Very likely, they are. If you were an intelligent young man in Egypt in this age, and you were fortunate enough to get a good education, and engineering were your area of interest, you'd be looking for work elsewhere. You'd probably hope to get a good job in England, or the United States, or somewhere in Europe. A dream job would be in Dubai, which is building like crazy these days, and rich as Billy-be-damned. I suspect that talented young Egyptian engineers hope to work in Dubai these days.

Quote:
If Modern Eygptians were great builders/engineers/architects -everyone would give only one reason alone - because their forefathers were.

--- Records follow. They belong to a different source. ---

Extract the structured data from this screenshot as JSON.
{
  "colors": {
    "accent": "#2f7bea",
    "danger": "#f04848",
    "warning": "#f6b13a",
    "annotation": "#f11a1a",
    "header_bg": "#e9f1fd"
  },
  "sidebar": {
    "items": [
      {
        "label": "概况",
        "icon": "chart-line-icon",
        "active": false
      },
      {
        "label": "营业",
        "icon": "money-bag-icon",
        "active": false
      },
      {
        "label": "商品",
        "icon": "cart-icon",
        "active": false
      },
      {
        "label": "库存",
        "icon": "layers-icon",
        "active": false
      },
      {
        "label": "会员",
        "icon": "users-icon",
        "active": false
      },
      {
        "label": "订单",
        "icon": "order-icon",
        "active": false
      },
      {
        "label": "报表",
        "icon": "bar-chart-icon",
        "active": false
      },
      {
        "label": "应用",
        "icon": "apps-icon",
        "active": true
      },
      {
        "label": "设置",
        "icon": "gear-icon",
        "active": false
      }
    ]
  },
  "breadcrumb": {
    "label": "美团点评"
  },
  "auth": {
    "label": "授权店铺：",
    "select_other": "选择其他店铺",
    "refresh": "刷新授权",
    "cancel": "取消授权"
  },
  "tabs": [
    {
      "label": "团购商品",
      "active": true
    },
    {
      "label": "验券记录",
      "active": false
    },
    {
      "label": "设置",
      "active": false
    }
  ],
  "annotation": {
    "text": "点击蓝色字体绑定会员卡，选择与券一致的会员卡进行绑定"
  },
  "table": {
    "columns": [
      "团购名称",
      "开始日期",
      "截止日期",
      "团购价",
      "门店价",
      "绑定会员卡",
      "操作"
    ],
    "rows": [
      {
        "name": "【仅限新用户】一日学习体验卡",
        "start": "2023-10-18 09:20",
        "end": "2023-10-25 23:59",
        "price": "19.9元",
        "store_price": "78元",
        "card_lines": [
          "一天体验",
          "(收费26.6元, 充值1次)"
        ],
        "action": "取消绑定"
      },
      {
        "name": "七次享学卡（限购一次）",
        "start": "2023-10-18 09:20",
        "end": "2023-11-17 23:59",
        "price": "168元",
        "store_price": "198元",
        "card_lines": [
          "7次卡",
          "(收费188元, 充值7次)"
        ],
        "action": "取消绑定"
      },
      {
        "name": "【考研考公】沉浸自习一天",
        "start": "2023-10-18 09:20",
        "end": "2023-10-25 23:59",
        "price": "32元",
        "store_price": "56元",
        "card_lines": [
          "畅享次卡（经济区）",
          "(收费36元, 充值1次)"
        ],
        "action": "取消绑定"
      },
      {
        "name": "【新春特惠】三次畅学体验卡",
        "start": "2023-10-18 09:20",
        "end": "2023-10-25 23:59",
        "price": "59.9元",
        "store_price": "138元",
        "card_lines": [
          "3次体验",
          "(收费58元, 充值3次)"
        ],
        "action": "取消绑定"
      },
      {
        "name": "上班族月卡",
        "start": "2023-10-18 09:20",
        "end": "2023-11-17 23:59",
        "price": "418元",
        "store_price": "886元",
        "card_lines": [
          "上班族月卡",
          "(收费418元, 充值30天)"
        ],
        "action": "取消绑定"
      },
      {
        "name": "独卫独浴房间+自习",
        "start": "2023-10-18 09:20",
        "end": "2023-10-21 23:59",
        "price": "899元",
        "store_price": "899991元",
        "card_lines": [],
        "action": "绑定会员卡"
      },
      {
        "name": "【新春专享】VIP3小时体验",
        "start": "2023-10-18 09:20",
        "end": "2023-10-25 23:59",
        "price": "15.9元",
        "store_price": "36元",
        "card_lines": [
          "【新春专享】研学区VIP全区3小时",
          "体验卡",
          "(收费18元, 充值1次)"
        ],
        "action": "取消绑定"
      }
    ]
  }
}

In the first place, your attitude ignores what i have already pointed out in some detail--the Egyptians were not unique in building monumental structures. Certainly they were talented and innovative engineers thousands of years ago. But this is the contemporary world, not thousands of years ago, so engineering talent is only going to prosper if one can get a good education, meaning the proper credentials to get a good job, and actually get that good job. It's not as though the ancient Egyptians were great builders because of a genetic superiority. So claiming that the only reason a contemporary Egyptian, if he or she were a "great builder/engineer/architect" can only be because his or her forefathers were is nonsensical--so your question doesn't make much sense.